I'd avoided getting tested for either HIV or Hep C out of fear that God had saved me from drowning in the disease of addiction only to kick me to death with AIDS or cirrhosis on the beach. It seemed the perfect irony, a final exclamation point on a life of great privilege and promise unappreciated and unfulfilled.
My doctor gave me the good news/bad news: I wasn't infected with HIV, but I was infected with hepatitis C.
I'd heard of hepatitis C -- folks trudging alongside me on the recovery road were getting diagnosed with hep C, and it didn't sound good. My doctor gave me the whole cold truth -- without treatment, I might face liver cancer, liver transplant. Maybe death.
A lot of things came together at that point in my life. I've died many, many times during my addiction, but I've never been confronted with the possibility of really dying in sobriety.
With the support of medical professionals, family and friends -- particularly those in recovery -- I survived hepatitis C and became an author and advocate for drug treatment, hepatitis C and HIV treatment, and better prevention policy.
In the ten years since I was cured, I've met thousands of persons confronting a diagnosis of HIV or hepatitis C, a cruel remnant of not only their past, but also a public policy environment in the United States that differs from the rest of the industrialized world. Most of the world responded to AIDS outbreaks among injection drug users by investing in addiction treatment and making sterile syringes available to those who would not, or could not, stop using drugs immediately. Those policies kept Western Europe from suffering a major outbreak of HIV among injection drug users, and a hepatitis C rate that is lower than the U.S.
There is absolutely no controversy among public health researchers and scientists on syringe access. Over 200 studies from around the world concur that allowing adults to legally access and possess syringes suppresses the spread of these diseases without contributing to any increase in drug use, crime or syringe litter.
It is time for California to catch up with the rest of the world.
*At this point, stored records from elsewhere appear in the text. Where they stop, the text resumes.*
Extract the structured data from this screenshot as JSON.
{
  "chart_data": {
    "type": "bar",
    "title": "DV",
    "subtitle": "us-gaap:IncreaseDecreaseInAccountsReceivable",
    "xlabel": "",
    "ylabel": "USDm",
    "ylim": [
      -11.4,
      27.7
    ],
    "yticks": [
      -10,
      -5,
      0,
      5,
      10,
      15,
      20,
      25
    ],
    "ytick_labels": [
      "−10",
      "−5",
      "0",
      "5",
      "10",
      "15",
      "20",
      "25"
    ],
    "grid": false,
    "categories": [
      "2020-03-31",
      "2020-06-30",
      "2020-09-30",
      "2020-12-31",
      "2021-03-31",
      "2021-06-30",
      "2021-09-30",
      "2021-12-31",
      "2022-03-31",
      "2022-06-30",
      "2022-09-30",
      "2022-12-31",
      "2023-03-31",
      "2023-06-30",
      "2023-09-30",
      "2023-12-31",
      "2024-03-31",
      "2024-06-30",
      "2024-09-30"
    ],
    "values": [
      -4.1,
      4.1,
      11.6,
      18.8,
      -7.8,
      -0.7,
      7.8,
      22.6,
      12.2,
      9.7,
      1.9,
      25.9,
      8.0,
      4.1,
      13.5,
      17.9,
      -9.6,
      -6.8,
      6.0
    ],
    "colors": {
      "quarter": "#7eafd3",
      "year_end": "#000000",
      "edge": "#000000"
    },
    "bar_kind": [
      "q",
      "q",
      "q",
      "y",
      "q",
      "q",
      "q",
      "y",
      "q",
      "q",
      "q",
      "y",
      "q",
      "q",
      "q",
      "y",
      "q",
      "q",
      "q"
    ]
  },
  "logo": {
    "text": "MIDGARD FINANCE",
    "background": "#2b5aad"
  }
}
We have that option through two good bills that Governor Schwarzenegger should sign.
• SB 1029 by Senator Leland Yee would allow pharmacists the discretion to sell a limited number of syringes to adults without a prescription.
• AB 1858 by Assemblymember Bob Blumenfield would allow the state Department of Public Health to authorize syringe exchange programs wherever the conditions exist for the rapid spread of HIV or hep C through syringe sharing.
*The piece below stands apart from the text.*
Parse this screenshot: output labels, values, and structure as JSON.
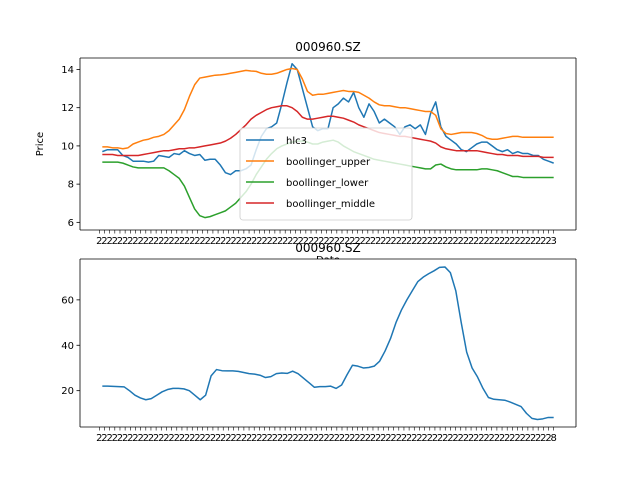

Neither bill costs much to implement, and will save taxpayers billions, literally billions, by averting costly infections.
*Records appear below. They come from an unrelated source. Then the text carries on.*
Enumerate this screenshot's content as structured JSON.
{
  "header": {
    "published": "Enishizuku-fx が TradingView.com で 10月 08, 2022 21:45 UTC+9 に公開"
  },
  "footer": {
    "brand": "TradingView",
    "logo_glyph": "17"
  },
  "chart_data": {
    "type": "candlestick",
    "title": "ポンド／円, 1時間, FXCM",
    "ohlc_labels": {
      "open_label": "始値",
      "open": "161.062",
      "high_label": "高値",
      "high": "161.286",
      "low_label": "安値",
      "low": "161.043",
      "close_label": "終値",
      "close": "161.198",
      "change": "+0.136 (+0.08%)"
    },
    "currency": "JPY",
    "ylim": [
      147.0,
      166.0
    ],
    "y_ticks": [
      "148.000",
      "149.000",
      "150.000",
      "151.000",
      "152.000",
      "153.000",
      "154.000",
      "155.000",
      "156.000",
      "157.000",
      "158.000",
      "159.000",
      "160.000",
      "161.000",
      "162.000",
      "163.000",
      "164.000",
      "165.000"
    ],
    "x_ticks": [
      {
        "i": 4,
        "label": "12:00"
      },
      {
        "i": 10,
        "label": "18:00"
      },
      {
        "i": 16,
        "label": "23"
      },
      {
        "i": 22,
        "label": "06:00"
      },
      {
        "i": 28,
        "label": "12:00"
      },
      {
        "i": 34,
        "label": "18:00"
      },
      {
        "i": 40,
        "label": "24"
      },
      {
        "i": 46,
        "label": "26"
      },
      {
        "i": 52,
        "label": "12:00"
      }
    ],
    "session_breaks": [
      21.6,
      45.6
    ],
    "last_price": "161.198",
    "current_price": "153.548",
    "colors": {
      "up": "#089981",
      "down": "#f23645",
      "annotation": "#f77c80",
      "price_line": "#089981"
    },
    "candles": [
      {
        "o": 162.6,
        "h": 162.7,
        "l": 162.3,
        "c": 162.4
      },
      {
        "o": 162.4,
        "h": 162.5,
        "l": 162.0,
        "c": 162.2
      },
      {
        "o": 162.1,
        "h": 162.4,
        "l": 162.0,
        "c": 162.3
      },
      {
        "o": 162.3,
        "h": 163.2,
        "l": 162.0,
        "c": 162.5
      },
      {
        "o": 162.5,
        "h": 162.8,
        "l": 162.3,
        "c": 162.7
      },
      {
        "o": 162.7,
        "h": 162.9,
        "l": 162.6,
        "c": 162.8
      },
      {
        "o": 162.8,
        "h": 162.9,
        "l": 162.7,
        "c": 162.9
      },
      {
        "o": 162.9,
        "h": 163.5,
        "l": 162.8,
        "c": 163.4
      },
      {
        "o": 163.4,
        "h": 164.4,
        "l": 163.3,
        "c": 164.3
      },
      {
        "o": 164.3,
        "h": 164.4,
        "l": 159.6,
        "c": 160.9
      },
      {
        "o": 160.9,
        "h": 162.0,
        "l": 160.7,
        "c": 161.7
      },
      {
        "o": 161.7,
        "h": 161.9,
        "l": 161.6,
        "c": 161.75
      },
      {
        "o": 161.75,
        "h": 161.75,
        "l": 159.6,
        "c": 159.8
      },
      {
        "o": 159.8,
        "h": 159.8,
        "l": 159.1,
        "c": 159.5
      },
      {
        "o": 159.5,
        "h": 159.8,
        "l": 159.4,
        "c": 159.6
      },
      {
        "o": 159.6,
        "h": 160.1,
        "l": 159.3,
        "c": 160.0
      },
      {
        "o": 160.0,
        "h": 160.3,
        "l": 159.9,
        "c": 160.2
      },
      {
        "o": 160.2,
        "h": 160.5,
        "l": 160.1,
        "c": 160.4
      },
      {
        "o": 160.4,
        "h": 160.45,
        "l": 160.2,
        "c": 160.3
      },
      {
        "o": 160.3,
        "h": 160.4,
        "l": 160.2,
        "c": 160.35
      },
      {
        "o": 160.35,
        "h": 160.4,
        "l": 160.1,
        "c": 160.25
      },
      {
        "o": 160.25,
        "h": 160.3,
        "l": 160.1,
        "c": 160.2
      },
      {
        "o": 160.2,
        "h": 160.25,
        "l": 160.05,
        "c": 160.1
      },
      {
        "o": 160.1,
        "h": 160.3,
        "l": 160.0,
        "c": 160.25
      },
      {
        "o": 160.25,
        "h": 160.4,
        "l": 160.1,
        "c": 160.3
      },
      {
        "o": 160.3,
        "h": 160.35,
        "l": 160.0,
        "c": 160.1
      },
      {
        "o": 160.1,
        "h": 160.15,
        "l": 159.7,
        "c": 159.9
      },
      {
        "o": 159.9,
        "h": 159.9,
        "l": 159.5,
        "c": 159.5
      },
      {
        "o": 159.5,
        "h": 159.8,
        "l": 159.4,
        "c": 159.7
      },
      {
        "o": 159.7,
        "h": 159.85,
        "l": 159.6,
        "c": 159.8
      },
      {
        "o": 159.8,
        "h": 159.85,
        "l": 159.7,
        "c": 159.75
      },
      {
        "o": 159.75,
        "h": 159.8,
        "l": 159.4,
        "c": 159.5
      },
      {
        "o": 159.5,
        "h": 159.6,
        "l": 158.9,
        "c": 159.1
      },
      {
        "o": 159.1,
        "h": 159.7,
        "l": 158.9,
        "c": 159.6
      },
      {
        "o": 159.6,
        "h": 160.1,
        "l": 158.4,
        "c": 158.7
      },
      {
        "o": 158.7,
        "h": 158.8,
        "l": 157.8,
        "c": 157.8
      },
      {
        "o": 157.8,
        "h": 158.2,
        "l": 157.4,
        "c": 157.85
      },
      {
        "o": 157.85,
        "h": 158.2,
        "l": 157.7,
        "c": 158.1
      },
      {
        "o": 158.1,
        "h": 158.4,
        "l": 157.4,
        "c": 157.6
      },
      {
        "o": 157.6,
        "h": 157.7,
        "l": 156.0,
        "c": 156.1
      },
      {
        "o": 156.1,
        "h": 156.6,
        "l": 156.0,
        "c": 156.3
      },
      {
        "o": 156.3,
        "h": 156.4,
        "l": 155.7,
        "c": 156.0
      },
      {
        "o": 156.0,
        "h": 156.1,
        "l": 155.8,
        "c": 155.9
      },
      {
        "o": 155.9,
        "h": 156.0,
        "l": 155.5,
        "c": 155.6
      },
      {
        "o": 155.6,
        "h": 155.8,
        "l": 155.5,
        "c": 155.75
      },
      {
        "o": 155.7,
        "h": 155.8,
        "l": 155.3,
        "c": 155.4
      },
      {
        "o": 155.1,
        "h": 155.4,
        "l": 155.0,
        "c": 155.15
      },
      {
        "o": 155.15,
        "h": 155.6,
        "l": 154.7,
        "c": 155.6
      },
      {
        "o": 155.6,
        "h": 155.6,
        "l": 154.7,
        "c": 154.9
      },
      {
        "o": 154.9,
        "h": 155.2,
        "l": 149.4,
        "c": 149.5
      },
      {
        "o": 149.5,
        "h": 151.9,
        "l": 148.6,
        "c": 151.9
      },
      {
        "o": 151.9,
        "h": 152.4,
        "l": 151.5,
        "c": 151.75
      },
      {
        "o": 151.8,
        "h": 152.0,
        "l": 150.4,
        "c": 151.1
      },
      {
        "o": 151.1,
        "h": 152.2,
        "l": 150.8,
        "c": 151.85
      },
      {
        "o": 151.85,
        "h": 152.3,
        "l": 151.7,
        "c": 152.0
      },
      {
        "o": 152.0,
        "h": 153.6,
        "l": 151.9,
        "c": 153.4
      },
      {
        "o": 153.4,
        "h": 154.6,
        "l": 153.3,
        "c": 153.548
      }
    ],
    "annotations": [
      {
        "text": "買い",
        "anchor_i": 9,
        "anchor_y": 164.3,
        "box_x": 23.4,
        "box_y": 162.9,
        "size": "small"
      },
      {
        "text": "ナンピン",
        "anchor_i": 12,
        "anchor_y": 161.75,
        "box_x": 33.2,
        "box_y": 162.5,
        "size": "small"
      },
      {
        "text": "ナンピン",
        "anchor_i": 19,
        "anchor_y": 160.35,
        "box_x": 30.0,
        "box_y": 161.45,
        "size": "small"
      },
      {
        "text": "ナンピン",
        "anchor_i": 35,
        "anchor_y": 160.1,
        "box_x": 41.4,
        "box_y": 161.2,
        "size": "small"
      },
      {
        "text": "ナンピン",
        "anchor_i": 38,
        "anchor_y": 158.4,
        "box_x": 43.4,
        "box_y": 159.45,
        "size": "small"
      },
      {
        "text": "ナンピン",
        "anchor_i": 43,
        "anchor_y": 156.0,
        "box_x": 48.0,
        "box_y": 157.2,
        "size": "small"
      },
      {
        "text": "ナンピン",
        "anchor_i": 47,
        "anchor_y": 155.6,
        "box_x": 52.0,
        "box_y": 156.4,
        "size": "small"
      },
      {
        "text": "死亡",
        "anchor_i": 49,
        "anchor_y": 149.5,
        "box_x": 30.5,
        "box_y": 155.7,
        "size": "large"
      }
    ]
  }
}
In politics, there are always those who propose half-measures, like allowing legal syringe access to be a decision of local government. That makes no sense--communicable diseases don't respect the county line, and Californians deserve equal access to a proven disease prevention strategy, no matter where they live. Furthermore, all state taxpayers pay for the healthcare of a low-income person, no matter where he or she lives.
I trust the Governor will respect the scientific consensus that supports legal syringe access. Those of us strong enough to recover from addiction deserve a chance to get better--all the way better. And the taxpaying public deserves smart prevention policy. Governor, please sign SB 1029 (Yee) and AB 1858 (Blumenfield).